Sun Choke (Jerusalem Artichoke)

March 09, 2016

Sun Choke (Jerusalem Artichoke)

Farm Market/Growing Season:
April - Freshly dug sun chokes hold up better to cooking than very tender fall harvested sun chokes.

Buying Tips:
Knobby tubers look much like ginger root. Look for smooth skin and crisp texture.

The sun chokes winter over in the ground and are best harvested in the spring. They do not store well, so enjoy right after harvesting. Keep unwashed tubers in a perforated plastic bag in the refrigerator crisper drawer up to two weeks. Rehydrate shriveled skin sun chokes in cold water.

Rinse under cold water, gently brushing away dirt. Leave the skin on to help retain nutrients and hold the tuber together. If desired, it can be removed after cooking. If leaving raw, leave the sliced sun choke in 4 cups water with 2 Tbsps lemon juice. Enjoy sliced in salads or steam, boil, bake or mash just like potatoes. Sun chokes over cook quickly.

Key Nutrients:
Sun chokes are a great source of Vitamin A and C, niacin, calcium, iron, phosphorous and potassium.

Complementary Flavors:
Anise, bay leaf, chervil, chives, coriander, dill, fennel leaves or seeds, garlic, ginger, mace, mint, parsley, rosemary, sage, tarragon, lemon, celery, leeks, onions and potatoes.

Jerusalem Artichoke

Jerusalem artichokes are full of iron and when cooked impart a nutty flavor. 

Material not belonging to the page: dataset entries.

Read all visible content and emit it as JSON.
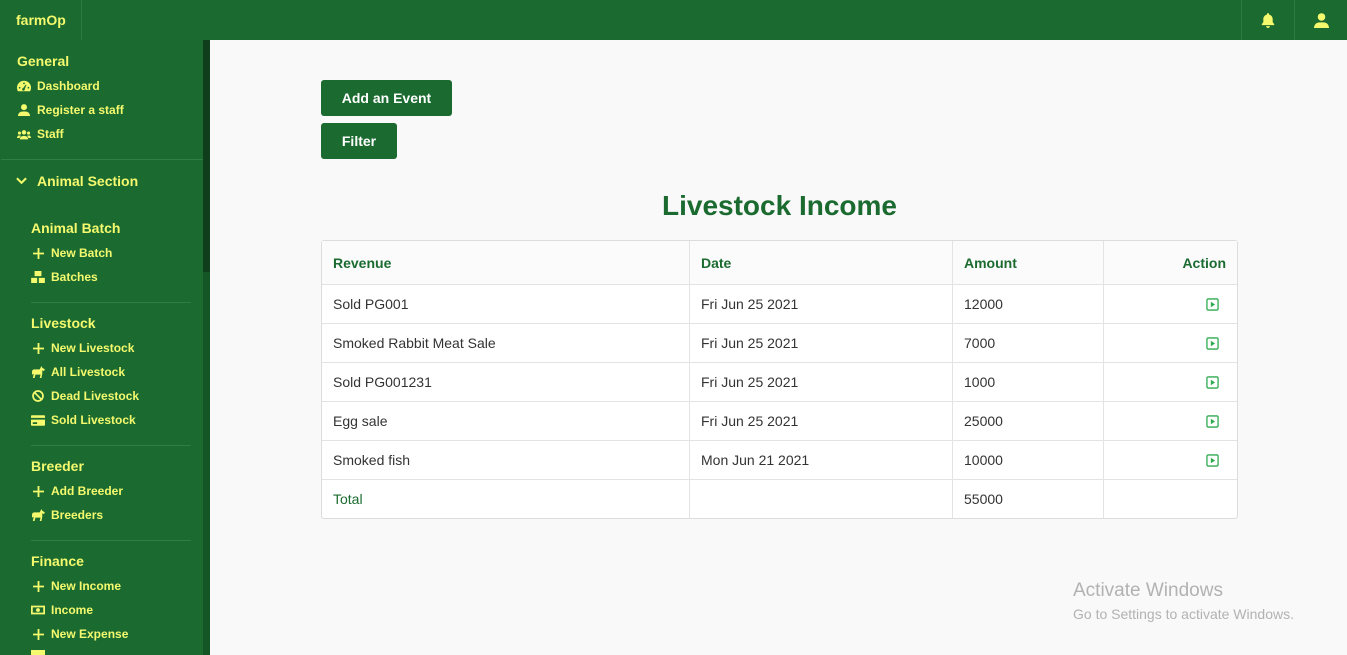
{
  "app": {
    "brand": "farmOp"
  },
  "topbar": {
    "icons": [
      "bell-icon",
      "user-icon"
    ]
  },
  "sidebar": {
    "general": {
      "heading": "General",
      "items": [
        {
          "label": "Dashboard",
          "icon": "tachometer-icon"
        },
        {
          "label": "Register a staff",
          "icon": "user-icon"
        },
        {
          "label": "Staff",
          "icon": "users-icon"
        }
      ]
    },
    "animal_section": {
      "label": "Animal Section",
      "icon": "chevron-down-icon"
    },
    "animal_batch": {
      "heading": "Animal Batch",
      "items": [
        {
          "label": "New Batch",
          "icon": "plus-icon"
        },
        {
          "label": "Batches",
          "icon": "boxes-icon"
        }
      ]
    },
    "livestock": {
      "heading": "Livestock",
      "items": [
        {
          "label": "New Livestock",
          "icon": "plus-icon"
        },
        {
          "label": "All Livestock",
          "icon": "horse-icon"
        },
        {
          "label": "Dead Livestock",
          "icon": "ban-icon"
        },
        {
          "label": "Sold Livestock",
          "icon": "credit-card-icon"
        }
      ]
    },
    "breeder": {
      "heading": "Breeder",
      "items": [
        {
          "label": "Add Breeder",
          "icon": "plus-icon"
        },
        {
          "label": "Breeders",
          "icon": "horse-icon"
        }
      ]
    },
    "finance": {
      "heading": "Finance",
      "items": [
        {
          "label": "New Income",
          "icon": "plus-icon"
        },
        {
          "label": "Income",
          "icon": "money-icon"
        },
        {
          "label": "New Expense",
          "icon": "plus-icon"
        }
      ]
    }
  },
  "main": {
    "add_event_label": "Add an Event",
    "filter_label": "Filter",
    "title": "Livestock Income",
    "table": {
      "headers": [
        "Revenue",
        "Date",
        "Amount",
        "Action"
      ],
      "rows": [
        {
          "revenue": "Sold PG001",
          "date": "Fri Jun 25 2021",
          "amount": "12000"
        },
        {
          "revenue": "Smoked Rabbit Meat Sale",
          "date": "Fri Jun 25 2021",
          "amount": "7000"
        },
        {
          "revenue": "Sold PG001231",
          "date": "Fri Jun 25 2021",
          "amount": "1000"
        },
        {
          "revenue": "Egg sale",
          "date": "Fri Jun 25 2021",
          "amount": "25000"
        },
        {
          "revenue": "Smoked fish",
          "date": "Mon Jun 21 2021",
          "amount": "10000"
        }
      ],
      "total_label": "Total",
      "total_amount": "55000"
    }
  },
  "watermark": {
    "line1": "Activate Windows",
    "line2": "Go to Settings to activate Windows."
  },
  "colors": {
    "primary": "#1b6b30",
    "accent": "#f4f96e",
    "action": "#2eaa4f"
  }
}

  • 1-1/2 cups Jerusalem artichokes
  • 5 shitake mushrooms, slivered
  • 1 Tbsp olive oil
  • 2 cups peas or corn, frozen
  • 1 medium onion, chopped
  • 1 Tbsp Tamari sauce


  1. In large skillet, heat oil and sauté onion 
  2. until soft.  
  3. Add mushrooms and tamari cook for 4 to 6 minutes, just before mushrooms are cooked. 
  4. Add peas and artichokes, some water and cook over medium low heat until both are soft, about 5 more minutes.  
  5. Add chopped parsley at the end with salt and pepper to taste.

Serving suggestion: great with fish, tempeh or tofu.